If you're looking for a quick (but not necessarily the most accurate) figure for heating needs, then the calculators from Build it Solar and Mr. HVAC will give you exactly that. You probably don't want to use it to size the actual system for your home, though.
There's no advantage to getting a bigger system than you need. An oversized system will "short-cycle", repeatedly kicking in and then turning off right away because it heats up the house so fast. Short-cycling reduces the life of the system, and can cause uneven temperatures in the house. (The areas near the furnace warmer faster, which is usually where the thermostat is, so the system shuts off soon, before areas farther from the thermostat get warm enough.) And again, a bigger system is more expensive (and not just for the unit itself, possibly also for the ductwork).

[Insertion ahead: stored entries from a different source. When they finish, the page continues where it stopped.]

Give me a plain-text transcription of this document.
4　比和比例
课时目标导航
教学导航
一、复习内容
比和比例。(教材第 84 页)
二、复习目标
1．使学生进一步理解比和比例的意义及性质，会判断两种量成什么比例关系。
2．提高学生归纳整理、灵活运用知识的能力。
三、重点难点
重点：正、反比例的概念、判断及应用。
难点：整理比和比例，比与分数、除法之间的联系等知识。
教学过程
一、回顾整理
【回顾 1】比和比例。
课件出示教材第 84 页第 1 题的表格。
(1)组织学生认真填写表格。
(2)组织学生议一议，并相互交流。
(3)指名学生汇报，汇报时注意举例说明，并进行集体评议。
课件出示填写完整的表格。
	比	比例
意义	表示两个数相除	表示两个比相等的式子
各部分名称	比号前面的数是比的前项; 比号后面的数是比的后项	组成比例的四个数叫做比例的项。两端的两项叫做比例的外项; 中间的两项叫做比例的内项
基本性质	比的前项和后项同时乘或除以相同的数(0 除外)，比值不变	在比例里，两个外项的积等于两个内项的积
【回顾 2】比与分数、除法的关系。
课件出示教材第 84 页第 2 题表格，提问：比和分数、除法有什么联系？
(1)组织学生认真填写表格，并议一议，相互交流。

There's a performance penalty when an air conditioning system short-cycles, because it needs several minutes of runtime to reach optimal efficiency. That's not true of short-cycling heating systems, because a heating system reaches maximum efficiency as soon as it turns on, since it's a very simple system. But even without an efficiency penalty, there's still no good reason to buy an oversized system. It'll just cost more, die sooner, and probably cause uneven temperatures in the house. Have an energy inspector do a "Manual J" calculation to figure out how many BTUs of heating you need, and then do not get a slightly larger unit as a "safety factor". (Home Energy, IBS Advisors)
(7) Get a system with a variable-speed motor
Traditionally, the fans in central heat systems have used single-speed AC motors. But those motors are efficient at only one speed. So some modern systems now offer variable-speed DC motors, which are efficient over a whole range of speeds. Variable-speed DC motors typically save 33% over AC motors on high speeds, and even more at lower speeds. (BC Hydro) So when you're replacing your air conditioning system, consider getting one with a variable-speed DC motor.